Un enfant subit une terrible malédiction le jour de ses sept ans, lorsqu’il lit un poème de sa composition à ses parents-à base de pipi caca soit dit en passant. Emerveillés, ils le proclament l’écrivain de la famille et n’auront de cesse de porter tous leurs espoirs sur lui, de l’entrainer dans cette direction sans qu’il lui soit permis de faire autre chose. Mais la famille se délite, les parents s’aiment sans pouvoir réussir à vivre ensemble, le frère handicapé est envoyé dans une institution, la sœur rêve au prince charmant qui hélas lui fera mordre la poussière et notre petit écrivain est envoyé en prison/pension. En grandissant, il découvre qu’il subit toujours les choix des autres, même en amour et qu’il reproduit les erreurs de ses parents. Il souffre de l’éclatement progressif et profond de sa famille, vit dans la nostalgie de l’enfance perdue. Il devra alors apprendre, même si c’est long, à taper du poing sur la table, à choisir pour lui.
« Leur vie semblait toute tracée, même si on peut raisonnablement supposer que carreleur de piscine à Lille ne laisse pas entrevoir une carrière exceptionnelle. Ceci dit, imaginez un enfant dans l’année qui suit le mariage, un crédit pour une petite maison à Wasquehal ou à Ronchin, un dimanche sur deux passé chez les beaux-parents, une 104 en leasing, des vacances en camping dans un an, en club dans trois et vous verrez que toutes les ambitions de carrière se calment. On commence à apprécier ce qu’on a.

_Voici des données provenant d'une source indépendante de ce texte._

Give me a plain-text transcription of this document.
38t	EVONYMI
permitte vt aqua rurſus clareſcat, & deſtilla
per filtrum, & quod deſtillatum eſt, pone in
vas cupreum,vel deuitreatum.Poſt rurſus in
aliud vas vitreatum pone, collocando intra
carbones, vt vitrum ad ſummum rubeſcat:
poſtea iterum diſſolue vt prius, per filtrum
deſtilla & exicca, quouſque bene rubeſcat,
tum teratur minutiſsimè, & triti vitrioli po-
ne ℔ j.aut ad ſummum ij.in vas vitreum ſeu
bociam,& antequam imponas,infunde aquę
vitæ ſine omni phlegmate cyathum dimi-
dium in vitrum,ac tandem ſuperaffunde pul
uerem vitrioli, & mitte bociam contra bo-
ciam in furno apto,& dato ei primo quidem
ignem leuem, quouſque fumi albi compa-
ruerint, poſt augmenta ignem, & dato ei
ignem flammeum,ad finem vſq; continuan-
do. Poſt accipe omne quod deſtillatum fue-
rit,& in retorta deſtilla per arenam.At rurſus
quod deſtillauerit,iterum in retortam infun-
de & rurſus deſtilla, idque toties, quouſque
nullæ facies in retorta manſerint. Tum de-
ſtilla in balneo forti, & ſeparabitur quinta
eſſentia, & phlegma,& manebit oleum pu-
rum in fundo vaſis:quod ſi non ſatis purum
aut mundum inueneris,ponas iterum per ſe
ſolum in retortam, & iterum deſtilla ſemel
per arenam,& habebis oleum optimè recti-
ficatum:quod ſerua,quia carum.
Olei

Le soir, on ouvre une 33 Export, on allume la télé, on rote doucement devant la météo, on finit par se gratter les couilles et trouver qu’on est très bien comme ça. »
Le récit est chronologique, toujours recontextualisé par les artistes en vogue de l’époque et/ou les évènements marquants de la période. Par extension, l’on découvre le contexte de la jeunesse des parents du « petit poète », dont les parcours sont mis en perspective et ainsi le protagoniste tout comme l’auteur et les lecteurs finissent par comprendre qu’il est inutile d’en vouloir à ses parents de n’avoir pas toujours été à la hauteur, d’avoir beaucoup attendu de leurs enfants… surtout pour guérir ce qui est cassé chez eux. Pardon et compréhension sont, à juste titre, les maitres mots de ce roman, dans la construction de soi. L’écrivain doit se délester de ce poids pour apprendre à se construire lui-même, à choisir sa vie. Le récit, malgré la tristesse qu’il véhicule à travers la description de vies fades et subies n’en est pas moins un message d’espoir : On peut se réaliser à tout âge, découvrir ce qu’est « être en accord avec soi-même ». C’est le récit du deuil de l’enfance, des premières déceptions face à la vie d’adulte et de l’affirmation de soi.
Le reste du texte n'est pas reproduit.